Toyota Motor Sales U.S.A. has created collision-repair software that gives body shop technicians one-stop access to parts information, repair instructions and technical information.
The convenience can cut the time it takes to repair a vehicle in half, says Rick Leos, the company's collision program developer.
Toyota-recommended repair procedures allow technicians to go online and get detailed collision-repair plans from one source. Typically, technicians find parts information in one place and repair instructions in another, said Leos.
The new tool is being launched in the Mitchell Estimating system, which is widely used in the collision-repair industry.
Leos said making the information more accessible to collision technicians helps ensure that Toyota vehicles are repaired properly and in the least amount of time.
"Eighty-seven percent of our cars are fixed by an independent collision center, and only 13 percent are fixed by our dealer body," says Leos. "This information is more critical to them than to our own dealers because our cars are getting fixed outside of our network. Consumer safety is the main driver."

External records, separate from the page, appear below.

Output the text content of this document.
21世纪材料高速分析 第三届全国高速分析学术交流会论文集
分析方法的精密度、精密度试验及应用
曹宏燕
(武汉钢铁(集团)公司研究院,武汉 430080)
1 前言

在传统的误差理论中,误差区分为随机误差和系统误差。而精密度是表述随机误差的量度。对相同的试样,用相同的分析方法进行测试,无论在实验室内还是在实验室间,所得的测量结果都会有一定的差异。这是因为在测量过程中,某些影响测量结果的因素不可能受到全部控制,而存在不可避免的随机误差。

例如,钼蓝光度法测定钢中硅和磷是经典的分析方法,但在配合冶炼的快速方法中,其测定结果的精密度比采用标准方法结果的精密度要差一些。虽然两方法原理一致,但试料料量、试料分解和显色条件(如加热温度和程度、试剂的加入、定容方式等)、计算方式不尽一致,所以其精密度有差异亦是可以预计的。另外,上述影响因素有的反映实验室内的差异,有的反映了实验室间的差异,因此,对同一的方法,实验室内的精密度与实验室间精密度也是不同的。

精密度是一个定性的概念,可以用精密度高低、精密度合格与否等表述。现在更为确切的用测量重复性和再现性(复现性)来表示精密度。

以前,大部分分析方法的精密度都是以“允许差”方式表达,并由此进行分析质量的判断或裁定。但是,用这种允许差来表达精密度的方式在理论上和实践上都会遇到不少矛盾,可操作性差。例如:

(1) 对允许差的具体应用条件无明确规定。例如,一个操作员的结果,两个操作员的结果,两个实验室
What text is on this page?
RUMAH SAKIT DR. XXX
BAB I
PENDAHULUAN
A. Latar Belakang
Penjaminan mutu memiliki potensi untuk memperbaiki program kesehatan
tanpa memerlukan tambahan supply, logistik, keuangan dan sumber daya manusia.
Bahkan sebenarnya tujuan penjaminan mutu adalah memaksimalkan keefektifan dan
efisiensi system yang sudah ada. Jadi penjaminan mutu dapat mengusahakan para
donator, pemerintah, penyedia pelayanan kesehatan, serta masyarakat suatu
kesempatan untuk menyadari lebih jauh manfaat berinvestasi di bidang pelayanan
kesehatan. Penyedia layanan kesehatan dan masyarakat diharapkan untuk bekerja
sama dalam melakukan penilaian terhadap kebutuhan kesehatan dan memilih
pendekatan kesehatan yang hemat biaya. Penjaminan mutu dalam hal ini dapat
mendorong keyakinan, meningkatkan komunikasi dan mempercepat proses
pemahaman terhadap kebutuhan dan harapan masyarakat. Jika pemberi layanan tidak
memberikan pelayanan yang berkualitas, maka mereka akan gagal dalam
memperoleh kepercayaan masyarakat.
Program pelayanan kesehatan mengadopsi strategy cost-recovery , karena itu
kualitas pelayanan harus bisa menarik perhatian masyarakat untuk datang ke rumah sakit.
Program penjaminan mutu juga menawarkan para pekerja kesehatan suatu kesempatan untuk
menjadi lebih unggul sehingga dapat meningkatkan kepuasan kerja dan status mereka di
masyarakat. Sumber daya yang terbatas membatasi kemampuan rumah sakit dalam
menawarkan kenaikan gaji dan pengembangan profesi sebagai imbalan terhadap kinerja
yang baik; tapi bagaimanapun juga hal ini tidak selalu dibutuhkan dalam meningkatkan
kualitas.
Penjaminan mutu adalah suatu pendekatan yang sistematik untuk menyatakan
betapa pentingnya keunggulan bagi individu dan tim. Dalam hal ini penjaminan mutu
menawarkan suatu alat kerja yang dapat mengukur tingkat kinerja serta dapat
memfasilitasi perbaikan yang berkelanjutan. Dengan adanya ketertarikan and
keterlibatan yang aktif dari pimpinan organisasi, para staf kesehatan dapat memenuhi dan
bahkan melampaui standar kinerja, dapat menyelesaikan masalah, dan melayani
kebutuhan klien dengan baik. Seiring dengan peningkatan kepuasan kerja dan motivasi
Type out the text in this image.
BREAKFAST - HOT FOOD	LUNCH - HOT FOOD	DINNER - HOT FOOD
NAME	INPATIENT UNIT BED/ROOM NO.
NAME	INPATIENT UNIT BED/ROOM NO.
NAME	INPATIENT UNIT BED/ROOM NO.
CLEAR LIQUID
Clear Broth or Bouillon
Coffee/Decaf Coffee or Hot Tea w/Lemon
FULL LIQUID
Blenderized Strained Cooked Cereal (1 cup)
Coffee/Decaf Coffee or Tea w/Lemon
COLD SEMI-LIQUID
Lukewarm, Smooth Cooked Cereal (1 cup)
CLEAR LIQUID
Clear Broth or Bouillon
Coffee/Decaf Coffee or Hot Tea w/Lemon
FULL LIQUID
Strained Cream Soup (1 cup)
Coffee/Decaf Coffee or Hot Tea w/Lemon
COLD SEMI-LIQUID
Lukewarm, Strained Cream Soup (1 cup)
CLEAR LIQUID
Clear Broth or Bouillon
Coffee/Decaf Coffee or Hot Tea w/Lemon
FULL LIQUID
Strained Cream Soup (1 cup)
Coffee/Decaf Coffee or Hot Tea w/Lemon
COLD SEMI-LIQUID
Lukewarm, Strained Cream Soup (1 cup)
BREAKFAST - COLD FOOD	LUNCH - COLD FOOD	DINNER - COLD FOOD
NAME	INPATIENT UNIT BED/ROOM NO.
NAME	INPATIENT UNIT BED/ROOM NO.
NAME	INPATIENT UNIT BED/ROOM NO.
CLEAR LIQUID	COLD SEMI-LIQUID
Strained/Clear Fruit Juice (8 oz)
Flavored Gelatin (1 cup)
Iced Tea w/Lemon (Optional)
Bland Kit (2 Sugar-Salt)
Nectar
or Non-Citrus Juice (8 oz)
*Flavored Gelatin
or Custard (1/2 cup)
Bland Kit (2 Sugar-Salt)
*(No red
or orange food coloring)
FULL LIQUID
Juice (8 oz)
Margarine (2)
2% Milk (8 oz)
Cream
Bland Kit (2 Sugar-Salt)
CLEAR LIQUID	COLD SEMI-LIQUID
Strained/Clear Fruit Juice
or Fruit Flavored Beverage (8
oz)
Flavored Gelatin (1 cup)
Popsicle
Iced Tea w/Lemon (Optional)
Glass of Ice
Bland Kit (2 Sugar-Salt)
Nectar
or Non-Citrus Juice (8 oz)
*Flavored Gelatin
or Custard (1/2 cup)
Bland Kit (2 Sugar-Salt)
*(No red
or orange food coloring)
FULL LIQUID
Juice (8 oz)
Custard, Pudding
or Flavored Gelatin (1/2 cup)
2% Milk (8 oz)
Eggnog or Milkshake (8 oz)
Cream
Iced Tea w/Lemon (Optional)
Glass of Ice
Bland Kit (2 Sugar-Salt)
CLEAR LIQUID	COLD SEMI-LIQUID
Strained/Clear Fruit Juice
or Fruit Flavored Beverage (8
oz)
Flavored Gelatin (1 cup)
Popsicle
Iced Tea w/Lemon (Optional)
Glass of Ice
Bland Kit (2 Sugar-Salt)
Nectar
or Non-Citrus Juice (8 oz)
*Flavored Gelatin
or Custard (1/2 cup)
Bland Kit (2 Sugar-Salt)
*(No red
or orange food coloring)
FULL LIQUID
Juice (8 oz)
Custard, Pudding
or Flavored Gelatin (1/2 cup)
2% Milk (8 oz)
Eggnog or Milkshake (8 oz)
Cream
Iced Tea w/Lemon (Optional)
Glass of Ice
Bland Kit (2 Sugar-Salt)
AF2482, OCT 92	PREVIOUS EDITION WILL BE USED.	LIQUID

Toyota is piloting the repair procedures with about 60 of its dealerships and will open it to all Toyota dealerships and independent shops in the first quarter of 2015.
Leos said the pilot indicates that the tool reduces repair time to about five days from the typical 11 to 13 days. He said the tool eliminates technicians starting a job and then having to put it on hold to wait for parts they didn't realize they needed when they started.
Leos also pointed out that many technicians are not aware that manufacturers such as Toyota issue technical information about how their vehicles should be repaired.
Toyota says some parts should be replaced even if they don't appear to be damaged. For example, an energy absorber in the rear door of the Toyota Camry is a one-time-use part. If that door is damaged in a collision, the absorber is to be replaced without question, Leos said. Not doing so could compromise consumer safety, he said.
"It hurts our brand," he said. "Part of the brand protection is keeping the quality of our cars" intact.